Friday, September 4, 2015

The Unsearchable Riches of Christ # 12

According to the Riches of His Grace: Redemption and Wisdom

"In whom we have our redemption through His blood ... according to the riches of His grace" (Ephesians 1:7)

We are going to consider another aspect of the riches of Christ in connection with "our redemption according to the riches of His grace." This matter of redemption is a very big one, and it could take many hours of consideration, because like election, it is a matter which has been misunderstood and in some ways it has been distorted. There has been a good deal of confusion over the matter of this priceless wonder of our redemption, and the meaning of that word. The confusion arises when redemption is pictured as a matter of taking a slave out of bondage by paying the redemption money. Well, I say, there may be an element of truth in that idea of interpretation, but the difficulty and the confusion arises when you ask the question: "To whom is the money paid? Has God got to pay the devil something to get back that which he has taken? Is God a debtor to satan? Has God got to go into satan's slave market and put up a price to redeem that which satan has captured?' You see, it is an untenable idea, an unthinkable thing to ever contemplate that God is at the mercy of satan, that satan is in the position of saying, 'If You would like to pay me an adequate price, I will let you have what is in my possession.' We will never recognize that. So we have got to revise our idea of this matter of redemption. I say thee may be an element of truth in it. It may go just so far, as we shall probably see, but that is really not the whole truth, and if we are not clear about this matter of redemption, we shall be in some confusion.

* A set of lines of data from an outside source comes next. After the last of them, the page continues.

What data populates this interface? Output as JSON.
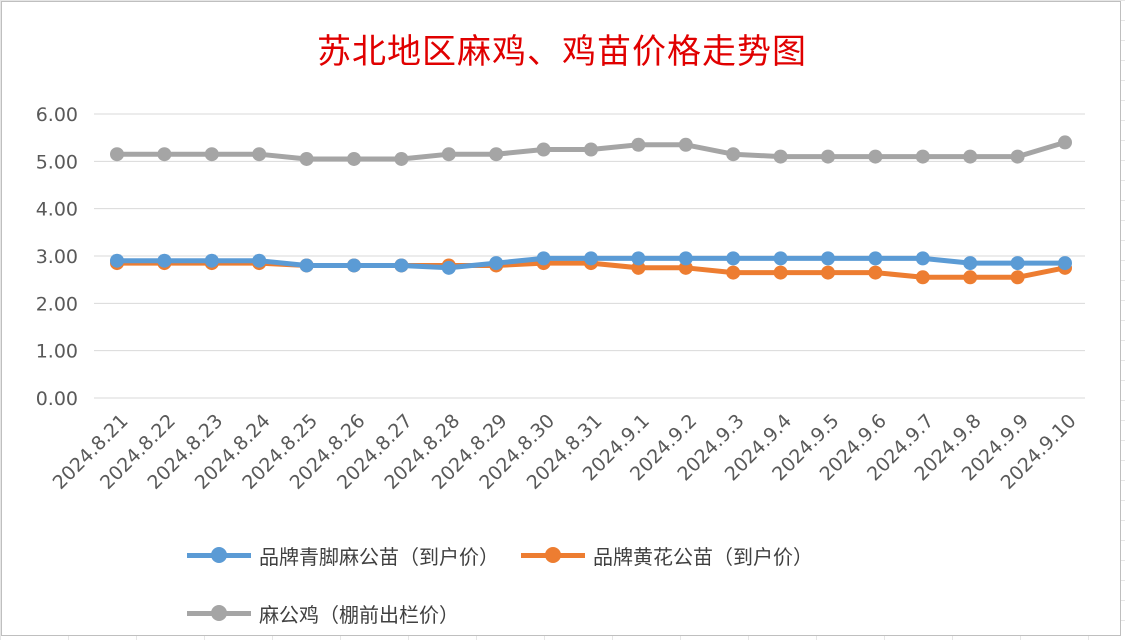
{
  "chart_data": {
    "type": "line",
    "title": "苏北地区麻鸡、鸡苗价格走势图",
    "xlabel": "",
    "ylabel": "",
    "ylim": [
      0,
      6
    ],
    "yticks": [
      "0.00",
      "1.00",
      "2.00",
      "3.00",
      "4.00",
      "5.00",
      "6.00"
    ],
    "grid": true,
    "legend_position": "bottom",
    "categories": [
      "2024.8.21",
      "2024.8.22",
      "2024.8.23",
      "2024.8.24",
      "2024.8.25",
      "2024.8.26",
      "2024.8.27",
      "2024.8.28",
      "2024.8.29",
      "2024.8.30",
      "2024.8.31",
      "2024.9.1",
      "2024.9.2",
      "2024.9.3",
      "2024.9.4",
      "2024.9.5",
      "2024.9.6",
      "2024.9.7",
      "2024.9.8",
      "2024.9.9",
      "2024.9.10"
    ],
    "series": [
      {
        "name": "品牌青脚麻公苗（到户价）",
        "color": "#5b9bd5",
        "values": [
          2.9,
          2.9,
          2.9,
          2.9,
          2.8,
          2.8,
          2.8,
          2.75,
          2.85,
          2.95,
          2.95,
          2.95,
          2.95,
          2.95,
          2.95,
          2.95,
          2.95,
          2.95,
          2.85,
          2.85,
          2.85
        ]
      },
      {
        "name": "品牌黄花公苗（到户价）",
        "color": "#ed7d31",
        "values": [
          2.85,
          2.85,
          2.85,
          2.85,
          2.8,
          2.8,
          2.8,
          2.8,
          2.8,
          2.85,
          2.85,
          2.75,
          2.75,
          2.65,
          2.65,
          2.65,
          2.65,
          2.55,
          2.55,
          2.55,
          2.75
        ]
      },
      {
        "name": "麻公鸡（棚前出栏价）",
        "color": "#a5a5a5",
        "values": [
          5.15,
          5.15,
          5.15,
          5.15,
          5.05,
          5.05,
          5.05,
          5.15,
          5.15,
          5.25,
          5.25,
          5.35,
          5.35,
          5.15,
          5.1,
          5.1,
          5.1,
          5.1,
          5.1,
          5.1,
          5.4
        ]
      }
    ]
  }
}
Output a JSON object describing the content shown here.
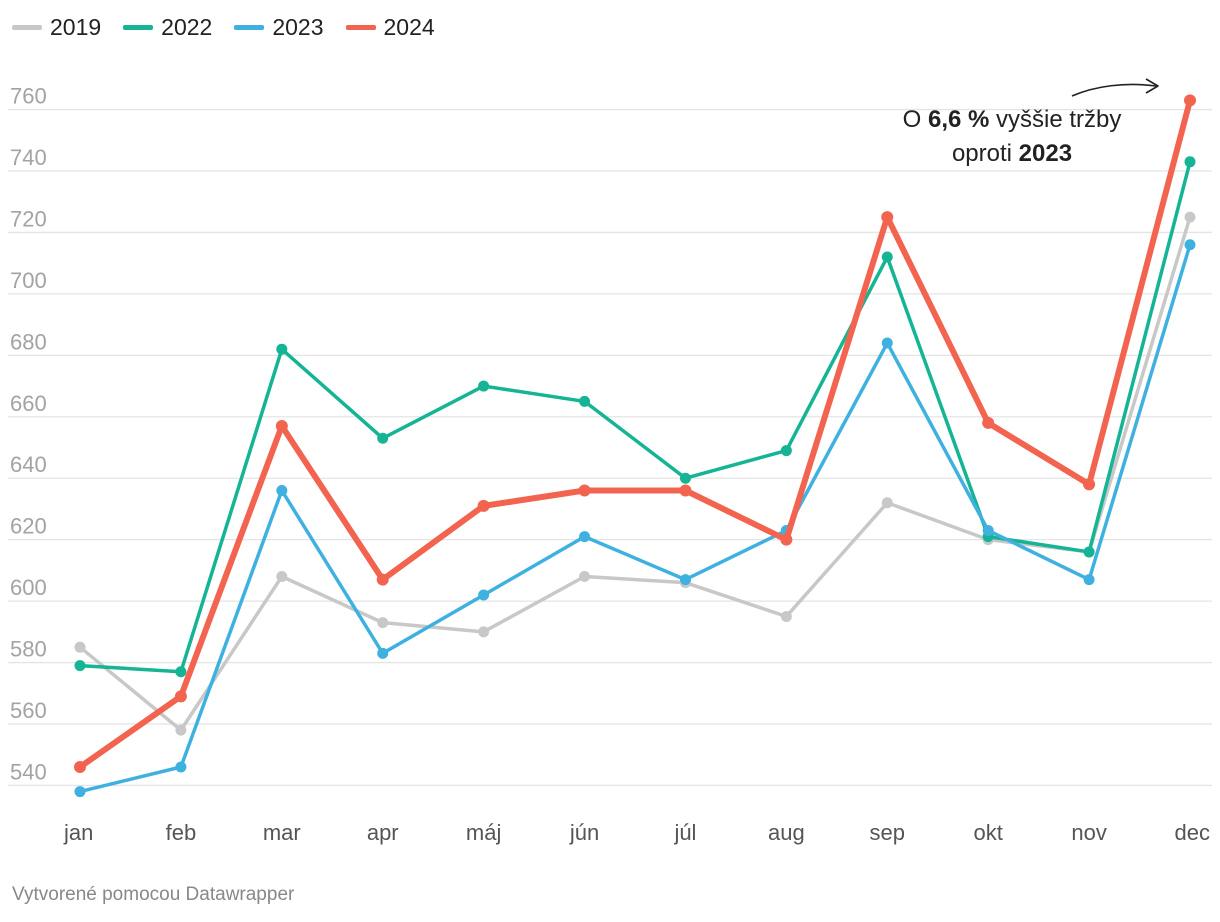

So, I want to try and make this thing clear, for it is important that we have a right understanding of things. We rejoice in redemption and we sing about redemption and we can never make too much of redemption, but there is some real value in understanding what we are talking about by having a right apprehension of the words and the terms that we use so commonly. So, I just trust that what I say about this may not make it seem to be a complicated thin, but rather to help us to appreciate the real meaning of redemption.

"Hath Redeemed Us Unto God"

Now let us begin where it does begin. Redemption begins with being "unto God." It is redemption "unto God." No, the great word at the beginning of the Book of the Revelation says: "hath redeemed us unto God, unto God." That means that something has been taken from God which is God's right. And, as a result, if something has been taken from God, then the balance of things has been upset. Therefore, things are not equal, and things are not complete, because there is something lacking which belongs to God. And that being the case, then of course, things are unequal and things are unbalanced. If there is a family, and in that family there are two sons belonging to the one father, and one so is removed then the balance of the family is upset. It is lopsided, you see. It is one-sided, and the father's possession is divided and incomplete, and an unequal position obtains. If a shepherd has a hundred sheep, and that is his complete lot, that is everything he owns - his fullness - and one of those sheep is lost, the balance is upset and the thing is not complete, and his possession is interfered with and disturbed. Then, consequently, things are out of proportion. If a woman has a necklace with ten pieces of silver hanging from it, and one of those pieces of silver is lost, then the balance is upset and she has not go all that belongs to her. So, then, things are unequal, and the balance is disturbed.

However, bringing back of those lost things, whether it is a son or a sheep or a piece of silver restores the balance to the owner, and that is redemption unto God. God has all that belongs to Him, all that is His right, and there is completeness restored - "Redemption unto God." But what is it really that has been lost? Of course we have the parables and the illustration in the Scriptures, it is like an illustration of a son, a sheep, a piece of silver. Many other things are employed to illustrate the truth, but they are only illustrations. What is it really that has been lost and that has, by being lost, upset the balance? It is life. It is life. Now here is the deep mystery of redemption.

This is what we are met with in the Bible throughout, and, of course, I cannot trace this thing in half an hour, but what are we met with in the Bible throughout is the very matter of the disturbance of the balance of life. And God's demand is that that balance shall be restored. He is the Author, the Fountain, the Origin of the Whole Sum of Life. Life is God. He alone is the rightful Lord of Life. Life is God's, and so, it belongs to God. It is as though, if I may put it this way, God has so much Life, an ultimate of Life - Life is just so much in God and with God, it is not less, not more, but just so much in God that if something of That Life is taken away, you upset the balance of life. The whole thing is out of proportion. And redemption means restoring that balance, by restoring the fullness. Well, then, thee you have you Bible.